“To have a right to do a thing is not at all the same as to be right in doing it.”
I have a legal and God-given right to say, to preach, to take up pen or keyboard and express my opinion, give my thoughts, and share my judgments. What I think or believe or declare: about God, about my government, about my fellow citizens, about any person, idea or issue that piques my interest or pricks my conscience or inspires me to speak out.
That’s free speech. Guaranteed in the Constitution's First Amendment: “Congress shall make no law respecting an establishment of religion, or prohibiting the free exercise thereof; or abridging the freedom of speech….”

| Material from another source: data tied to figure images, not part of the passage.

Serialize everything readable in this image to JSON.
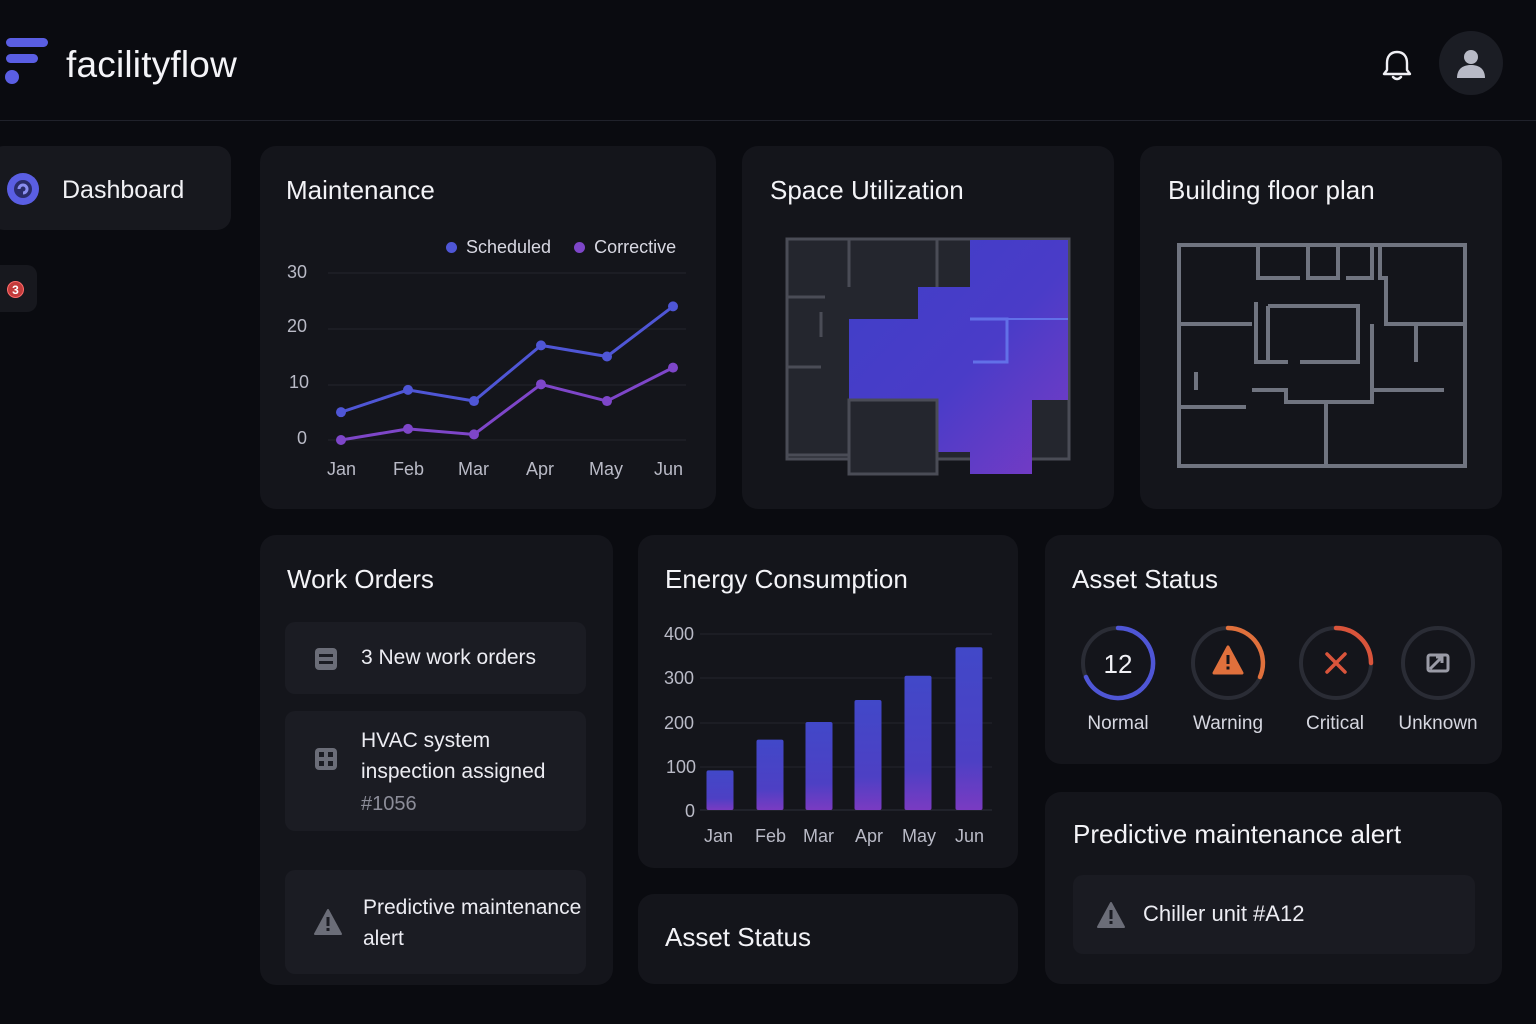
{
  "app": {
    "name": "facilityflow"
  },
  "colors": {
    "accent": "#5b5fe0",
    "scheduled": "#4f56d6",
    "corrective": "#7e46c9",
    "warning": "#e0703c",
    "critical": "#d9543b"
  },
  "sidebar": {
    "active_item": "Dashboard",
    "badge_count": "3"
  },
  "maintenance": {
    "title": "Maintenance",
    "legend": [
      "Scheduled",
      "Corrective"
    ],
    "chart_data": {
      "type": "line",
      "title": "Maintenance",
      "categories": [
        "Jan",
        "Feb",
        "Mar",
        "Apr",
        "May",
        "Jun"
      ],
      "y_ticks": [
        "30",
        "20",
        "10",
        "0"
      ],
      "ylim": [
        0,
        30
      ],
      "series": [
        {
          "name": "Scheduled",
          "values": [
            5,
            9,
            7,
            17,
            15,
            24
          ]
        },
        {
          "name": "Corrective",
          "values": [
            0,
            2,
            1,
            10,
            7,
            13
          ]
        }
      ]
    }
  },
  "space_utilization": {
    "title": "Space Utilization"
  },
  "floor_plan": {
    "title": "Building floor plan"
  },
  "work_orders": {
    "title": "Work Orders",
    "items": [
      {
        "text": "3 New work orders",
        "icon": "list-icon"
      },
      {
        "text_line1": "HVAC system",
        "text_line2": "inspection assigned",
        "sub": "#1056",
        "icon": "grid-icon"
      },
      {
        "text_line1": "Predictive maintenance",
        "text_line2": "alert",
        "icon": "warning-icon"
      }
    ]
  },
  "energy": {
    "title": "Energy Consumption",
    "chart_data": {
      "type": "bar",
      "title": "Energy Consumption",
      "categories": [
        "Jan",
        "Feb",
        "Mar",
        "Apr",
        "May",
        "Jun"
      ],
      "values": [
        90,
        160,
        200,
        250,
        305,
        370
      ],
      "y_ticks": [
        "400",
        "300",
        "200",
        "100",
        "0"
      ],
      "ylim": [
        0,
        400
      ]
    }
  },
  "asset_status": {
    "title": "Asset Status",
    "items": [
      {
        "label": "Normal",
        "value": "12"
      },
      {
        "label": "Warning"
      },
      {
        "label": "Critical"
      },
      {
        "label": "Unknown"
      }
    ]
  },
  "asset_status_bottom": {
    "title": "Asset Status"
  },
  "predictive": {
    "title": "Predictive maintenance alert",
    "alert_text": "Chiller unit #A12"
  }
}
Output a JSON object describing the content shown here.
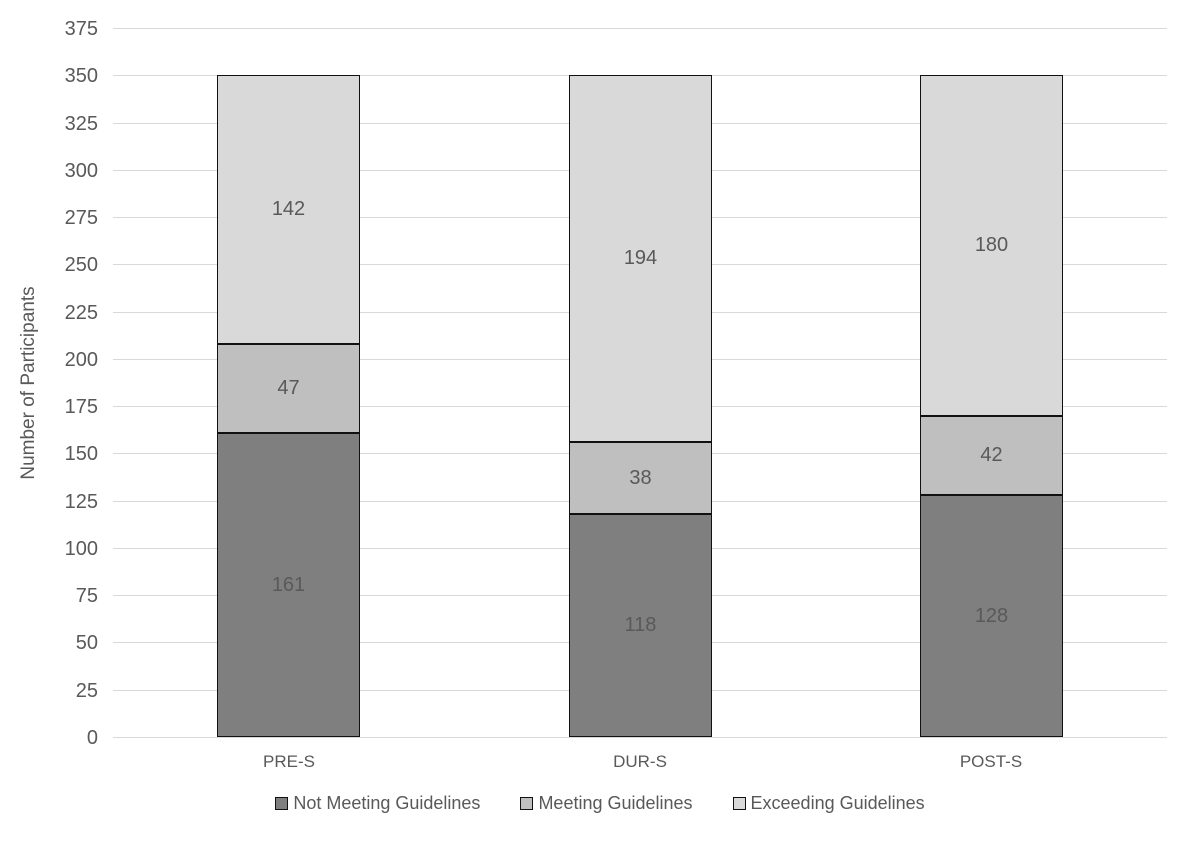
{
  "chart_data": {
    "type": "bar",
    "stacked": true,
    "title": "",
    "xlabel": "",
    "ylabel": "Number of Participants",
    "categories": [
      "PRE-S",
      "DUR-S",
      "POST-S"
    ],
    "series": [
      {
        "name": "Not Meeting Guidelines",
        "color": "#7f7f7f",
        "values": [
          161,
          118,
          128
        ]
      },
      {
        "name": "Meeting Guidelines",
        "color": "#bfbfbf",
        "values": [
          47,
          38,
          42
        ]
      },
      {
        "name": "Exceeding Guidelines",
        "color": "#d9d9d9",
        "values": [
          142,
          194,
          180
        ]
      }
    ],
    "ylim": [
      0,
      375
    ],
    "yticks": [
      0,
      25,
      50,
      75,
      100,
      125,
      150,
      175,
      200,
      225,
      250,
      275,
      300,
      325,
      350,
      375
    ],
    "grid": true,
    "grid_color": "#d9d9d9",
    "bar_border_color": "#111111",
    "text_color": "#595959",
    "legend_position": "bottom"
  }
}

But…is this right always right?
Many years ago I was a young preacher, still so new to the pulpit, always looking for ways to engage the folks in the pews. On the spur of the moment, in the midst of a sermon one Sunday, I made what I thought was a witty joke about the wedding of a couple I’d married the day before, some throwaway lines about how half of the wedding party had been so late for the ceremony. Ha, ha. In the midst of laughter, I looked up and saw that same couple sitting in a pew. Unbeknownst to me they had decided to come to church before leaving for their honeymoon. They wanted to thank me for my work.
Free speech. Mean speech.
I’ll always remember the look of hurt and embarrassment on the face of that young bride. She stood and walked out of the church, as I blushed in deep shame at the pain my thoughtless words, my “free speech”, had caused her. How deep my words had cut and wounded another child of God. After the service I found her and apologized profusely and amazingly, graciously, she forgave me. But I will never forget the lesson I learned that morning about free speech, how I use words to express myself.
I may have the right to my speech. But as I speak and write, especially about another, am I careful, care filled, compassionate, and thoughtful? In what I am about to speak or write, will it build up or tear down? Will it make a situation better or worse? Am I using free speech to puff myself up at the expense of another? Do I even intentionally use nasty or hateful speech to demean or stereotype or attack another? In Alcoholics Anonymous there is a wise adage that neatly expresses a simple formula to use before speaking. Ask yourself. Does it need to be said? Does it need to be said now? Does it need to be said by me? If you can’t answer “yes” to all three questions, stay silent.
This is just one way to ensure that free speech is right, and not merely a right.
Doesn’t matter if it’s at the dinner table or a protest, on a college campus or at a cocktail party, in the intimacy of a relationship or in comments on Facebook or Twitter. The gift of free speech is that except for rare exceptions, like shouting ‘fire!’ in a crowed theater or using words to directly threaten another, in the United States we enjoy incredible freedom. We can speak and not fear the heavy hand of government. Speak and trust that what we say will be protected by the rule of law, especially when that speech is unpopular. In 2017 we have so many ways to speak, in real and cyber town squares, to say just what we believe, more than ever before in history.
Yet the challenge of free speech is to use it well and prudently. To see it as a gift from God, a human right so powerful, that with just a few words, the course of a nation or world can be changed for the good. Think of Martin Luther King or Franklin Roosevelt, Susan B. Anthony or Mother Teresa. Their free speech transformed hate into love, oppression into freedom and despair into hope. With just a few words spoken in kindness, a broken heart can be healed, the young can be encouraged, a prayer can be offered, and a life made better. This ideal all depends, not just upon our right to free speech, but also in the rightness of our free speech: what and how we choose to speak and to write.
So this day—what will you do with your words? How will you use your right to free speech? The decision you make will make a world and a word of difference.